Brown faces Cameron in Commons duel

12 April 2012

Under-fire Prime Minister Gordon Brown is facing a Commons grilling after a day of resignations, fresh expenses revelations and party dissent fuelled fresh questions about his leadership.

On the eve of Euro and local elections at which Labour is expected to suffer a mauling at the hands of angry voters, he will face Tory leader David Cameron across the despatch box at question time.

Home Secretary Jacqui Smith's was the highest profile name among a clutch of Labour figures to announce they would quit, threatening to derail Mr Brown's plans for a post-poll relaunch.

News of her decision came before another senior minister's expenses claims - including £6,000 of work on his second home and a £2,225 sofa unit - were revealed by The Daily Telegraph.

Armed Forces Minister Bob Ainsworth defended his use of taxpayer-funded allowances, insisting he had remained within "the spirit and the letter" of Commons rules. "The problem is, of course, that the rules were not good rules. We now must act to change this," he said.

The Prime Minister also took a pummelling from an editorial in the Guardian calling for the Labour Party to "cut him loose". This will come as another blow to Mr Brown because the paper's political allegiance is seen as being traditionally left-of-centre.

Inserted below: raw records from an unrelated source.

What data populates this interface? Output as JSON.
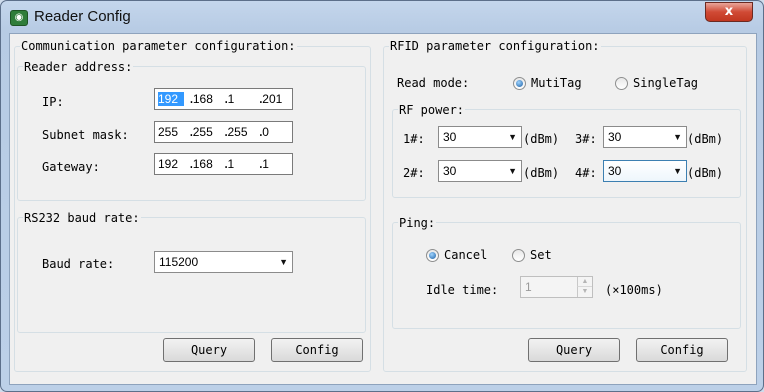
{
  "window": {
    "title": "Reader Config",
    "close_glyph": "x",
    "app_icon_glyph": "◉"
  },
  "comm": {
    "title": "Communication parameter configuration:",
    "reader_address": {
      "title": "Reader address:",
      "ip_label": "IP:",
      "ip": [
        "192",
        "168",
        "1",
        "201"
      ],
      "mask_label": "Subnet mask:",
      "mask": [
        "255",
        "255",
        "255",
        "0"
      ],
      "gateway_label": "Gateway:",
      "gateway": [
        "192",
        "168",
        "1",
        "1"
      ]
    },
    "rs232": {
      "title": "RS232 baud rate:",
      "baud_label": "Baud rate:",
      "baud_value": "115200"
    },
    "query_label": "Query",
    "config_label": "Config"
  },
  "rfid": {
    "title": "RFID parameter configuration:",
    "read_mode_label": "Read mode:",
    "read_mode_options": [
      "MutiTag",
      "SingleTag"
    ],
    "read_mode_selected": "MutiTag",
    "rf_power": {
      "title": "RF power:",
      "unit": "(dBm)",
      "antennas": [
        {
          "label": "1#:",
          "value": "30"
        },
        {
          "label": "3#:",
          "value": "30"
        },
        {
          "label": "2#:",
          "value": "30"
        },
        {
          "label": "4#:",
          "value": "30"
        }
      ]
    },
    "ping": {
      "title": "Ping:",
      "options": [
        "Cancel",
        "Set"
      ],
      "selected": "Cancel",
      "idle_label": "Idle time:",
      "idle_value": "1",
      "idle_unit": "(×100ms)"
    },
    "query_label": "Query",
    "config_label": "Config"
  },
  "colors": {
    "title_bar": "#b9cde6",
    "close_button": "#c94530",
    "selection": "#3399ff",
    "dialog_bg": "#f0f0f0"
  }
}
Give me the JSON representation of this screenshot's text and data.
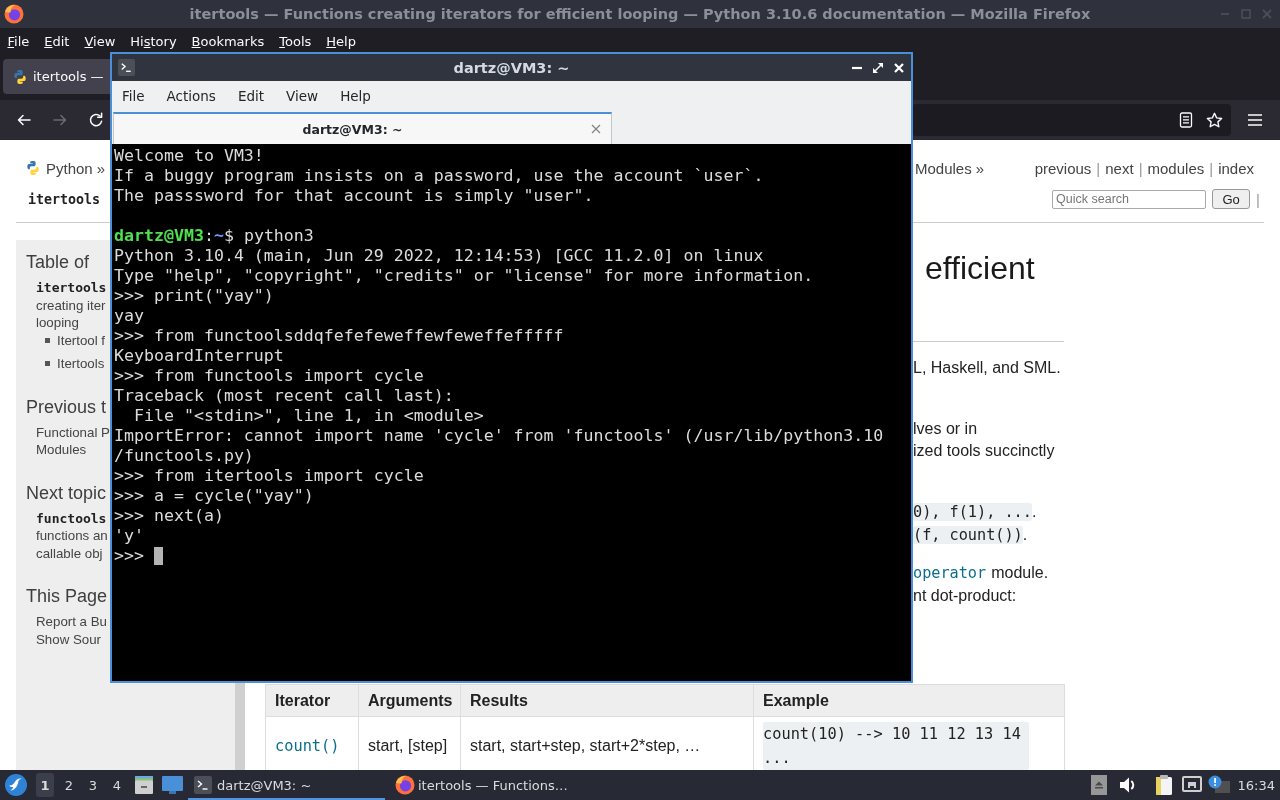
{
  "firefox": {
    "title": "itertools — Functions creating iterators for efficient looping — Python 3.10.6 documentation — Mozilla Firefox",
    "menu": [
      {
        "key": "F",
        "rest": "ile"
      },
      {
        "key": "E",
        "rest": "dit"
      },
      {
        "key": "V",
        "rest": "iew"
      },
      {
        "before": "Hi",
        "key": "s",
        "rest": "tory"
      },
      {
        "key": "B",
        "rest": "ookmarks"
      },
      {
        "key": "T",
        "rest": "ools"
      },
      {
        "key": "H",
        "rest": "elp"
      }
    ],
    "tabs": [
      {
        "label": "itertools —",
        "selected": true
      }
    ],
    "nav_buttons": [
      {
        "kind": "back",
        "disabled": false
      },
      {
        "kind": "forward",
        "disabled": true
      },
      {
        "kind": "reload",
        "disabled": false
      }
    ]
  },
  "doc": {
    "breadcrumb": [
      "Python »",
      "Modules »"
    ],
    "related": [
      {
        "kind": "link",
        "text": "previous"
      },
      {
        "kind": "separator",
        "text": "|"
      },
      {
        "kind": "link",
        "text": "next"
      },
      {
        "kind": "separator",
        "text": "|"
      },
      {
        "kind": "link",
        "text": "modules"
      },
      {
        "kind": "separator",
        "text": "|"
      },
      {
        "kind": "link",
        "text": "index"
      }
    ],
    "page_name": "itertools",
    "search": {
      "placeholder": "Quick search",
      "button": "Go",
      "trailing": "|"
    },
    "sidebar": [
      {
        "heading": "Table of",
        "items": [
          {
            "kind": "code",
            "text": "itertools"
          },
          {
            "kind": "plain",
            "text": "creating iter"
          },
          {
            "kind": "plain",
            "text": "looping"
          },
          {
            "kind": "bullet",
            "text": "Itertool f"
          },
          {
            "kind": "bullet",
            "text": "Itertools"
          }
        ]
      },
      {
        "heading": "Previous t",
        "items": [
          {
            "kind": "plain",
            "text": "Functional P"
          },
          {
            "kind": "plain",
            "text": "Modules"
          }
        ]
      },
      {
        "heading": "Next topic",
        "items": [
          {
            "kind": "code",
            "text": "functools"
          },
          {
            "kind": "plain",
            "text": "functions an"
          },
          {
            "kind": "plain",
            "text": "callable obj"
          }
        ]
      },
      {
        "heading": "This Page",
        "items": [
          {
            "kind": "plain",
            "text": "Report a Bu"
          },
          {
            "kind": "plain",
            "text": "Show Sour"
          }
        ]
      }
    ],
    "heading": "efficient",
    "paragraphs": [
      {
        "lines": [
          [
            {
              "kind": "text",
              "text": "L, Haskell, and SML."
            }
          ]
        ]
      },
      {
        "lines": [
          [
            {
              "kind": "text",
              "text": "lves or in"
            }
          ],
          [
            {
              "kind": "text",
              "text": "ized tools succinctly"
            }
          ]
        ]
      },
      {
        "lines": [
          [
            {
              "kind": "code",
              "text": "0), f(1), ..."
            },
            {
              "kind": "text",
              "text": "."
            }
          ],
          [
            {
              "kind": "code",
              "text": "(f, count())"
            },
            {
              "kind": "text",
              "text": "."
            }
          ]
        ]
      },
      {
        "lines": [
          [
            {
              "kind": "link_code",
              "text": "operator"
            },
            {
              "kind": "text",
              "text": "module."
            }
          ],
          [
            {
              "kind": "text",
              "text": "nt dot-product:"
            }
          ]
        ]
      }
    ],
    "table": {
      "columns": [
        "Iterator",
        "Arguments",
        "Results",
        "Example"
      ],
      "rows": [
        [
          {
            "kind": "link_code",
            "text": "count()"
          },
          {
            "kind": "text",
            "text": "start, [step]"
          },
          {
            "kind": "text",
            "text": "start, start+step, start+2*step, …"
          },
          {
            "kind": "code",
            "text": "count(10) --> 10 11 12 13 14 ..."
          }
        ]
      ]
    }
  },
  "terminal": {
    "title": "dartz@VM3: ~",
    "menu": [
      "File",
      "Actions",
      "Edit",
      "View",
      "Help"
    ],
    "tabs": [
      {
        "label": "dartz@VM3: ~",
        "selected": true
      }
    ],
    "lines": [
      {
        "kind": "output",
        "text": "Welcome to VM3!"
      },
      {
        "kind": "output",
        "text": "If a buggy program insists on a password, use the account `user`."
      },
      {
        "kind": "output",
        "text": "The passsword for that account is simply \"user\"."
      },
      {
        "kind": "blank"
      },
      {
        "kind": "shell",
        "user": "dartz@VM3",
        "separator": ":",
        "path": "~",
        "command": "$ python3"
      },
      {
        "kind": "output",
        "text": "Python 3.10.4 (main, Jun 29 2022, 12:14:53) [GCC 11.2.0] on linux"
      },
      {
        "kind": "output",
        "text": "Type \"help\", \"copyright\", \"credits\" or \"license\" for more information."
      },
      {
        "kind": "output",
        "text": ">>> print(\"yay\")"
      },
      {
        "kind": "output",
        "text": "yay"
      },
      {
        "kind": "output",
        "text": ">>> from functoolsddqfefefeweffewfeweffefffff"
      },
      {
        "kind": "output",
        "text": "KeyboardInterrupt"
      },
      {
        "kind": "output",
        "text": ">>> from functools import cycle"
      },
      {
        "kind": "output",
        "text": "Traceback (most recent call last):"
      },
      {
        "kind": "output",
        "text": "  File \"<stdin>\", line 1, in <module>"
      },
      {
        "kind": "output",
        "text": "ImportError: cannot import name 'cycle' from 'functools' (/usr/lib/python3.10"
      },
      {
        "kind": "output",
        "text": "/functools.py)"
      },
      {
        "kind": "output",
        "text": ">>> from itertools import cycle"
      },
      {
        "kind": "output",
        "text": ">>> a = cycle(\"yay\")"
      },
      {
        "kind": "output",
        "text": ">>> next(a)"
      },
      {
        "kind": "output",
        "text": "'y'"
      },
      {
        "kind": "output",
        "text": ">>>"
      }
    ],
    "cursor": true
  },
  "taskbar": {
    "workspaces": [
      {
        "label": "1",
        "selected": true
      },
      {
        "label": "2",
        "selected": false
      },
      {
        "label": "3",
        "selected": false
      },
      {
        "label": "4",
        "selected": false
      }
    ],
    "tasks": [
      {
        "kind": "terminal",
        "label": "dartz@VM3: ~",
        "selected": true
      },
      {
        "kind": "browser",
        "label": "itertools — Functions…",
        "selected": false
      }
    ],
    "clock": "16:34"
  }
}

And the party leadership faced angry accusations of operating a "kangaroo court" after Norwich North MP Ian Gibson was banned from defending his seat by an internal panel examining controversial claims.

Mr Gibson was the only one of four MPs formally barred from standing again as Labour candidates by the National Executive Committee's "star chamber" not to have already announced he would quit. But the president of his local party launched a scathing attack on the panel, accusing it of ignoring local support for the MP, who sold his taxpayer-subsidised flat to his daughter at a cut price.

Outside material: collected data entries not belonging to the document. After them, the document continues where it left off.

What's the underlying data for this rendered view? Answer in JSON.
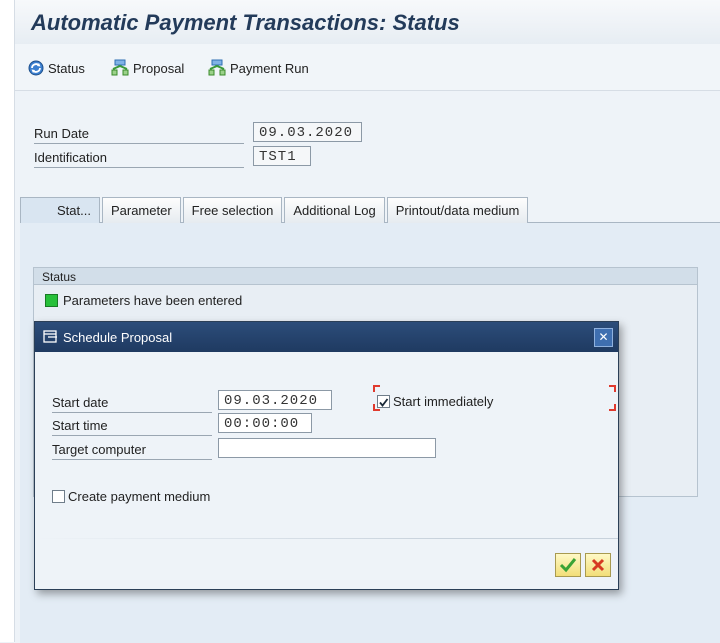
{
  "window": {
    "title": "Automatic Payment Transactions: Status"
  },
  "toolbar": {
    "status_label": "Status",
    "proposal_label": "Proposal",
    "payment_run_label": "Payment Run"
  },
  "header_fields": {
    "run_date_label": "Run Date",
    "run_date_value": "09.03.2020",
    "identification_label": "Identification",
    "identification_value": "TST1"
  },
  "tabs": [
    {
      "label": "Stat...",
      "active": true
    },
    {
      "label": "Parameter"
    },
    {
      "label": "Free selection"
    },
    {
      "label": "Additional Log"
    },
    {
      "label": "Printout/data medium"
    }
  ],
  "status_panel": {
    "header": "Status",
    "message": "Parameters have been entered",
    "indicator_color": "#27c03a"
  },
  "dialog": {
    "title": "Schedule Proposal",
    "start_date_label": "Start date",
    "start_date_value": "09.03.2020",
    "start_time_label": "Start time",
    "start_time_value": "00:00:00",
    "target_computer_label": "Target computer",
    "target_computer_value": "",
    "start_immediately_label": "Start immediately",
    "start_immediately_checked": true,
    "create_payment_medium_label": "Create payment medium",
    "create_payment_medium_checked": false,
    "close_icon": "close-icon",
    "ok_icon": "checkmark-icon",
    "cancel_icon": "cancel-x-icon"
  },
  "colors": {
    "title_text": "#233b5a",
    "dialog_title_bg": "#1f3a61",
    "ok_check": "#3aa335",
    "cancel_x": "#d63a22"
  }
}
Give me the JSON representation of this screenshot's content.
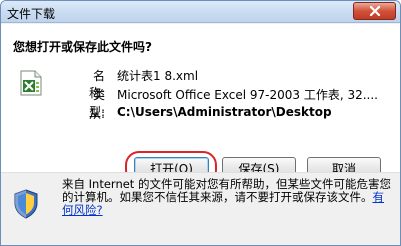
{
  "window": {
    "title": "文件下载"
  },
  "dialog": {
    "question": "您想打开或保存此文件吗?",
    "file_icon": "excel-file-icon",
    "fields": {
      "name_label": "名称:",
      "name_value": "统计表1 8.xml",
      "type_label": "类型:",
      "type_value": "Microsoft Office Excel 97-2003 工作表, 32....",
      "from_label": "从:",
      "from_value": "C:\\Users\\Administrator\\Desktop"
    },
    "buttons": {
      "open": "打开(O)",
      "save": "保存(S)",
      "cancel": "取消"
    }
  },
  "warning": {
    "icon": "shield-warning-icon",
    "text": "来自 Internet 的文件可能对您有所帮助，但某些文件可能危害您的计算机。如果您不信任其来源，请不要打开或保存该文件。",
    "link": "有何风险?"
  },
  "colors": {
    "accent_ring": "#d8262a",
    "link": "#0033cc",
    "close_button": "#c13b22"
  }
}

David Chaytor (Bury North) and Elliot Morley (Scunthorpe), who both claimed thousands of pounds for interest on non-existent mortgages and Margaret Moran, who claimed £22,500 for treating dry rot at a home 100 miles from her Luton South constituency, were the others formally stripped of their nominations. None of the four were expelled from the Labour Party or had the whip removed.

Another Labour backbencher, Jim Devine, is also to have his claim reviewed by the panel after allegations that he submitted receipts from a firm that may not have existed.